Jamie Lynn Spears's tot saga is really shaping up to be 2008's answer to the onion-layers complexity of big sis's 2007 mental breakdown. Newest development: the dad might not be fellow recent-driver's-license-acquirer Casey Aldridge, but an exec at the kiddie net Nickelodeon, according to a Star magazine report:
The father of Jamie Lynn Spears baby is NOT boyfriend Casey Aldridge, according to shocking reports from the U.S.
News that Britney's sister was pregnant at 16 - under the legal age for sex in the U.S. - forced 18-year-old Casey into hiding.
But now Star magazine insists that the teenager may not be the dad - and that Spears' friends and family think it is an older man who would face statutory rape charges.
Friends have said that Jamie Lynn was no longer even seeing Casey - and family members told Star that they believe the real father is a much older executive at her children's TV show Zoey 101.
Don't write it off; this story just might be Star's Watergate.
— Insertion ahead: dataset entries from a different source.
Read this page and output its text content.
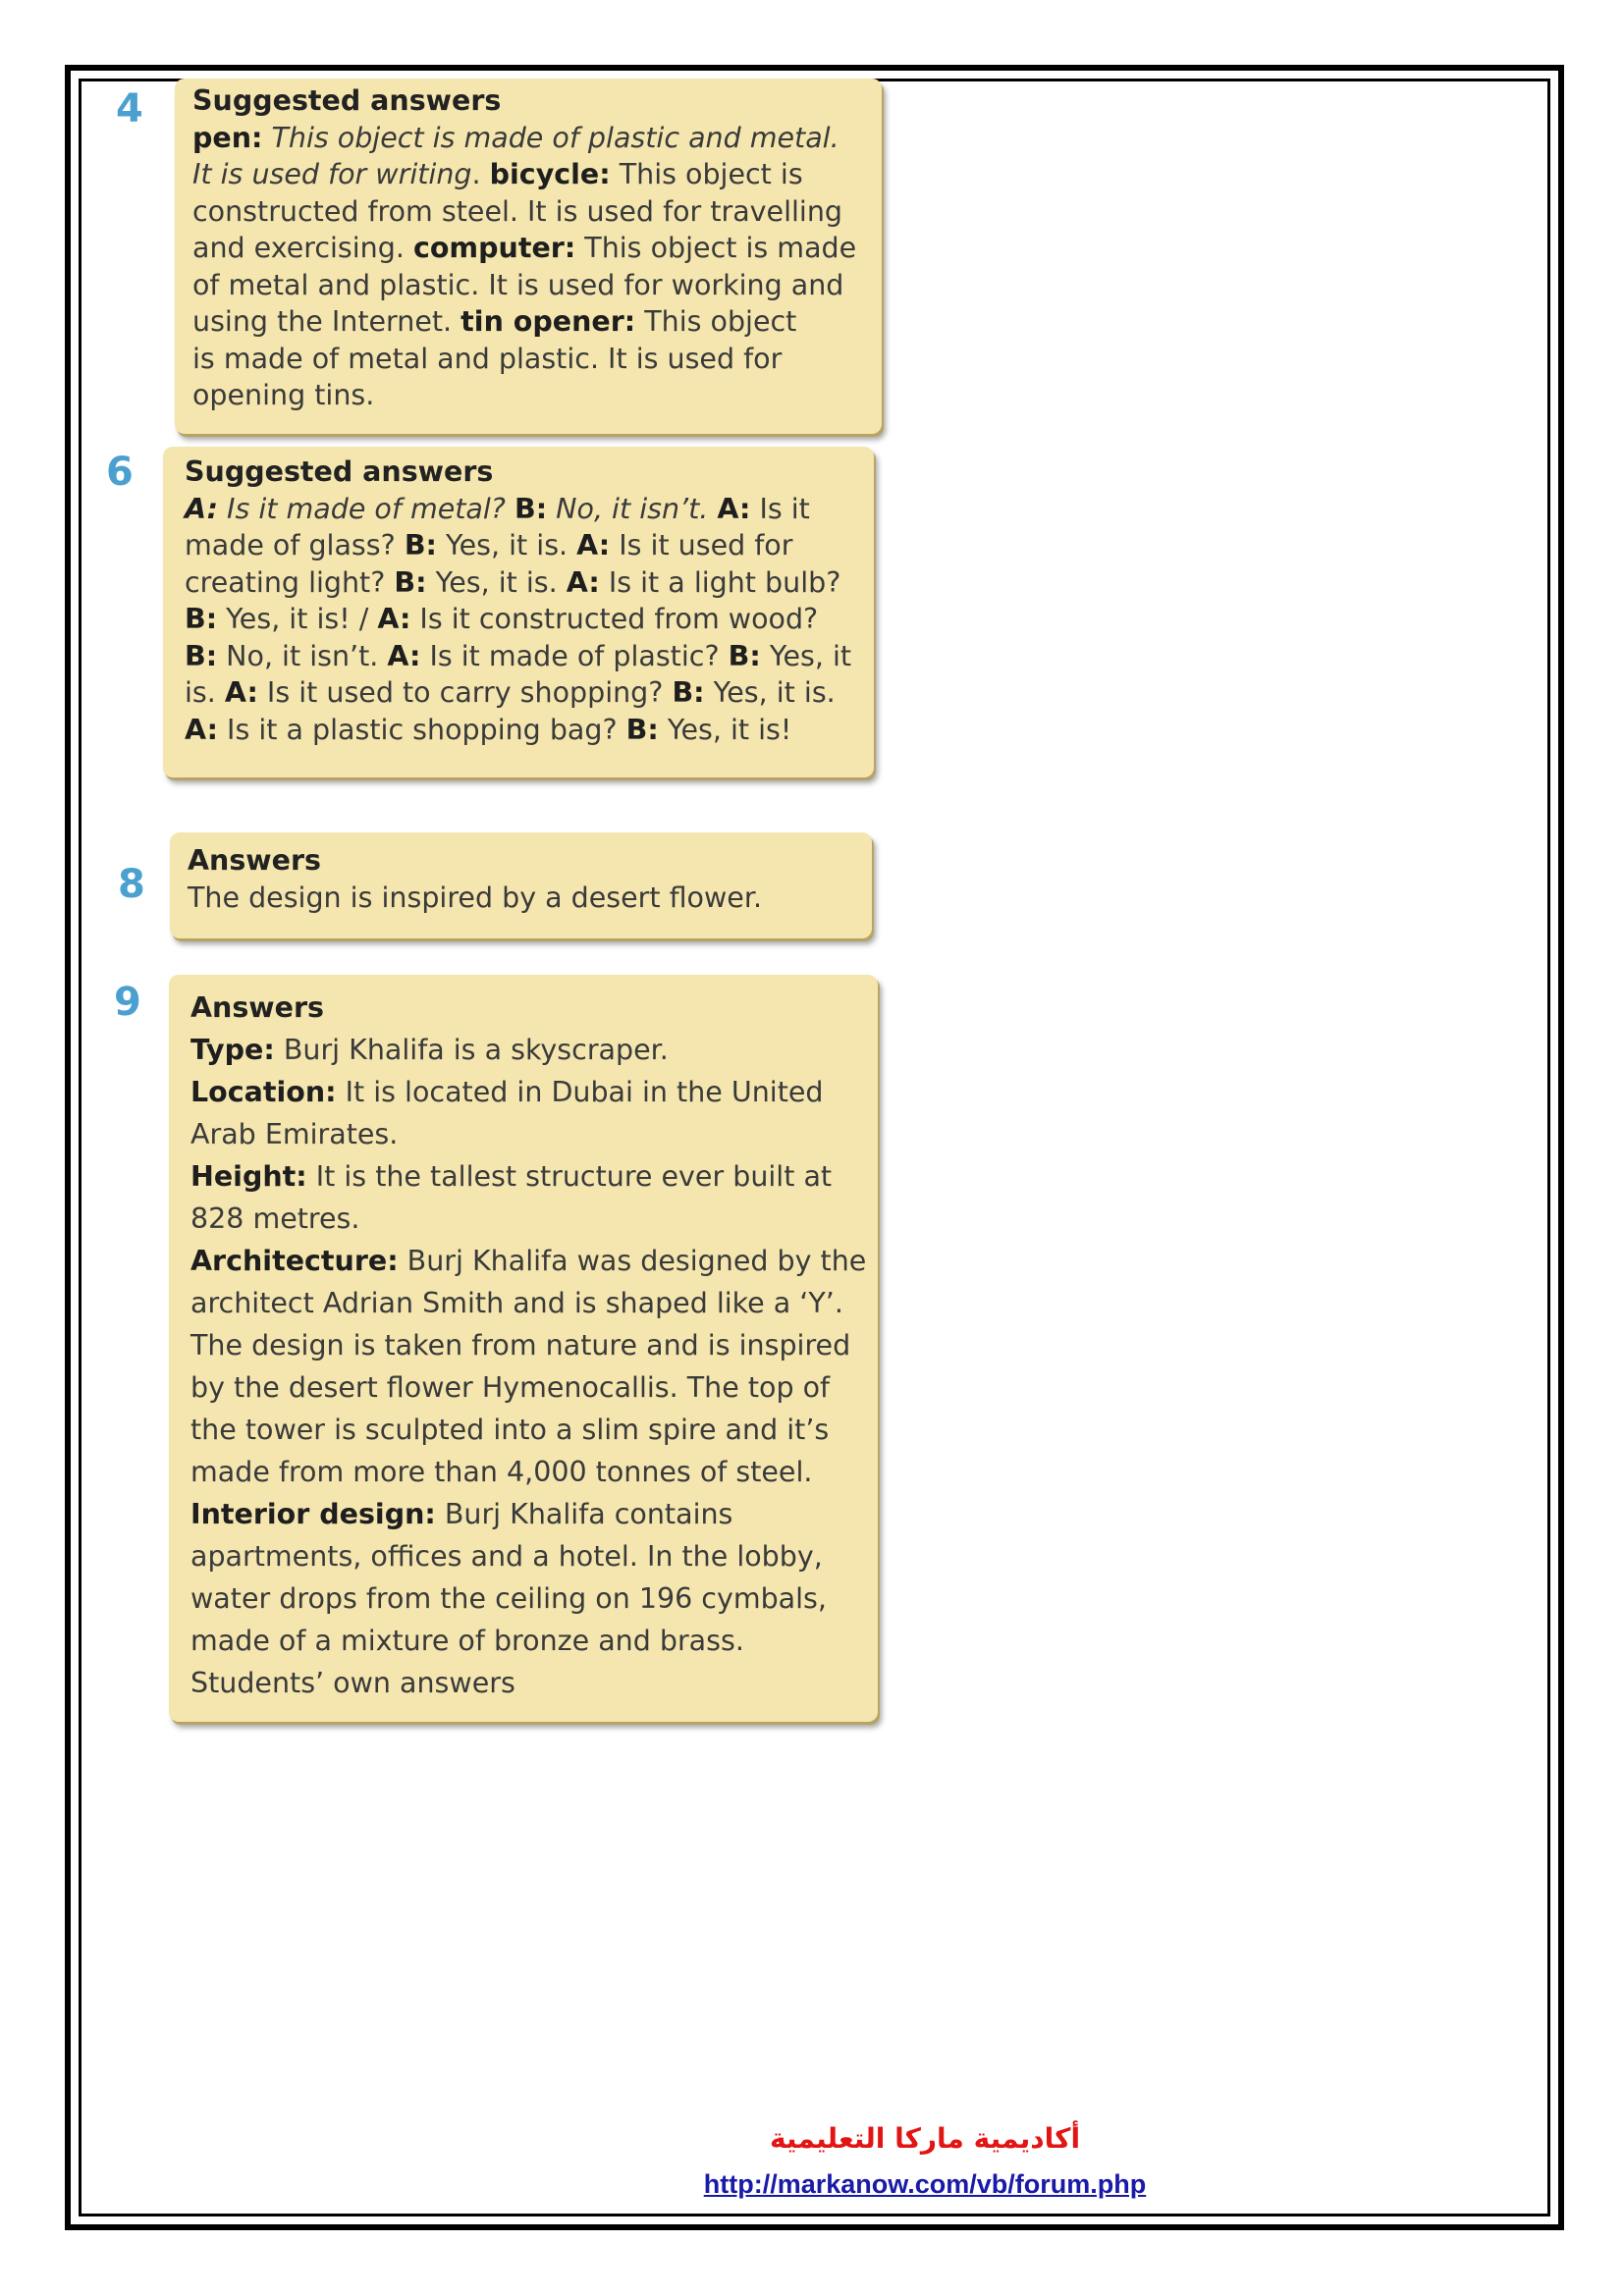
4 Suggested answers
pen: This object is made of plastic and metal.
It is used for writing. bicycle: This object is
constructed from steel. It is used for travelling
and exercising. computer: This object is made
of metal and plastic. It is used for working and
using the Internet. tin opener: This object
is made of metal and plastic. It is used for
opening tins.
6 Suggested answers
A: Is it made of metal? B: No, it isn’t. A: Is it
made of glass? B: Yes, it is. A: Is it used for
creating light? B: Yes, it is. A: Is it a light bulb?
B: Yes, it is! / A: Is it constructed from wood?
B: No, it isn’t. A: Is it made of plastic? B: Yes, it
is. A: Is it used to carry shopping? B: Yes, it is.
A: Is it a plastic shopping bag? B: Yes, it is!
8
Answers
The design is inspired by a desert flower.
9 Answers
Type: Burj Khalifa is a skyscraper.
Location: It is located in Dubai in the United
Arab Emirates.
Height: It is the tallest structure ever built at
828 metres.
Architecture: Burj Khalifa was designed by the
architect Adrian Smith and is shaped like a ‘Y’.
The design is taken from nature and is inspired
by the desert flower Hymenocallis. The top of
the tower is sculpted into a slim spire and it’s
made from more than 4,000 tonnes of steel.
Interior design: Burj Khalifa contains
apartments, offices and a hotel. In the lobby,
water drops from the ceiling on 196 cymbals,
made of a mixture of bronze and brass.
Students’ own answers
أكاديمية ماركا التعليمية
http://markanow.com/vb/forum.php
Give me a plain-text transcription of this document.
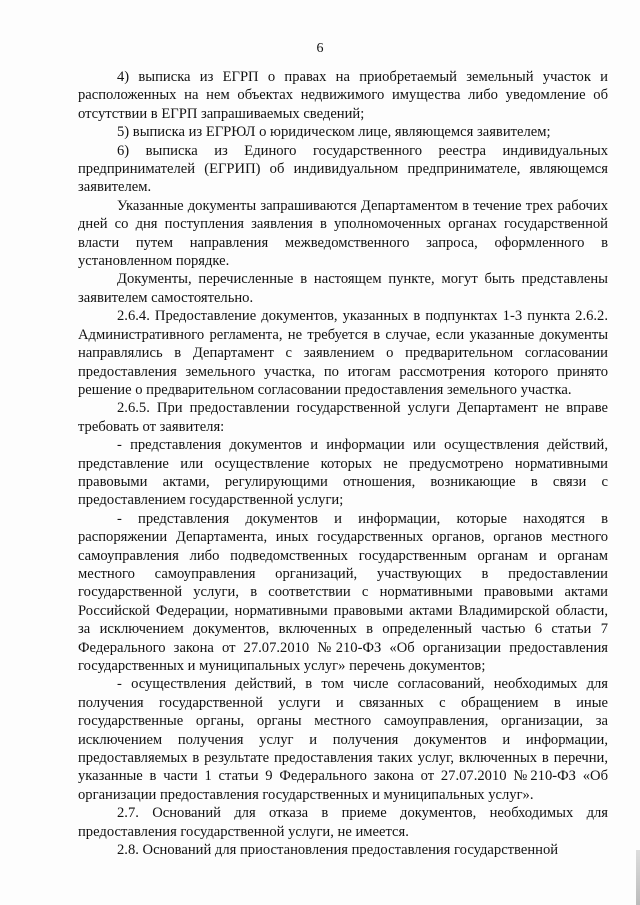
6

4) выписка из ЕГРП о правах на приобретаемый земельный участок и расположенных на нем объектах недвижимого имущества либо уведомление об отсутствии в ЕГРП запрашиваемых сведений;

5) выписка из ЕГРЮЛ о юридическом лице, являющемся заявителем;

6) выписка из Единого государственного реестра индивидуальных предпринимателей (ЕГРИП) об индивидуальном предпринимателе, являющемся заявителем.

Указанные документы запрашиваются Департаментом в течение трех рабочих дней со дня поступления заявления в уполномоченных органах государственной власти путем направления межведомственного запроса, оформленного в установленном порядке.

Документы, перечисленные в настоящем пункте, могут быть представлены заявителем самостоятельно.

2.6.4. Предоставление документов, указанных в подпунктах 1-3 пункта 2.6.2. Административного регламента, не требуется в случае, если указанные документы направлялись в Департамент с заявлением о предварительном согласовании предоставления земельного участка, по итогам рассмотрения которого принято решение о предварительном согласовании предоставления земельного участка.

2.6.5. При предоставлении государственной услуги Департамент не вправе требовать от заявителя:

- представления документов и информации или осуществления действий, представление или осуществление которых не предусмотрено нормативными правовыми актами, регулирующими отношения, возникающие в связи с предоставлением государственной услуги;

- представления документов и информации, которые находятся в распоряжении Департамента, иных государственных органов, органов местного самоуправления либо подведомственных государственным органам и органам местного самоуправления организаций, участвующих в предоставлении государственной услуги, в соответствии с нормативными правовыми актами Российской Федерации, нормативными правовыми актами Владимирской области, за исключением документов, включенных в определенный частью 6 статьи 7 Федерального закона от 27.07.2010 №210-ФЗ «Об организации предоставления государственных и муниципальных услуг» перечень документов;

- осуществления действий, в том числе согласований, необходимых для получения государственной услуги и связанных с обращением в иные государственные органы, органы местного самоуправления, организации, за исключением получения услуг и получения документов и информации, предоставляемых в результате предоставления таких услуг, включенных в перечни, указанные в части 1 статьи 9 Федерального закона от 27.07.2010 №210-ФЗ «Об организации предоставления государственных и муниципальных услуг».

2.7. Оснований для отказа в приеме документов, необходимых для предоставления государственной услуги, не имеется.

2.8. Оснований для приостановления предоставления государственной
They're covering it from all angles, most laughably with this Manichean poll ("Are you appalled or do you applaud Jamie Lynn's pregnancy?") so blatant in its attempt to produce weighted percentages (shock of shocks, "86% of poll voters were 'appalled'") that it makes the average GOP lackey-penned push poll ("Would you be less likely to vote for Barack Obama if you knew he once buried a still-living Girl Scout?") seem fair by comparison.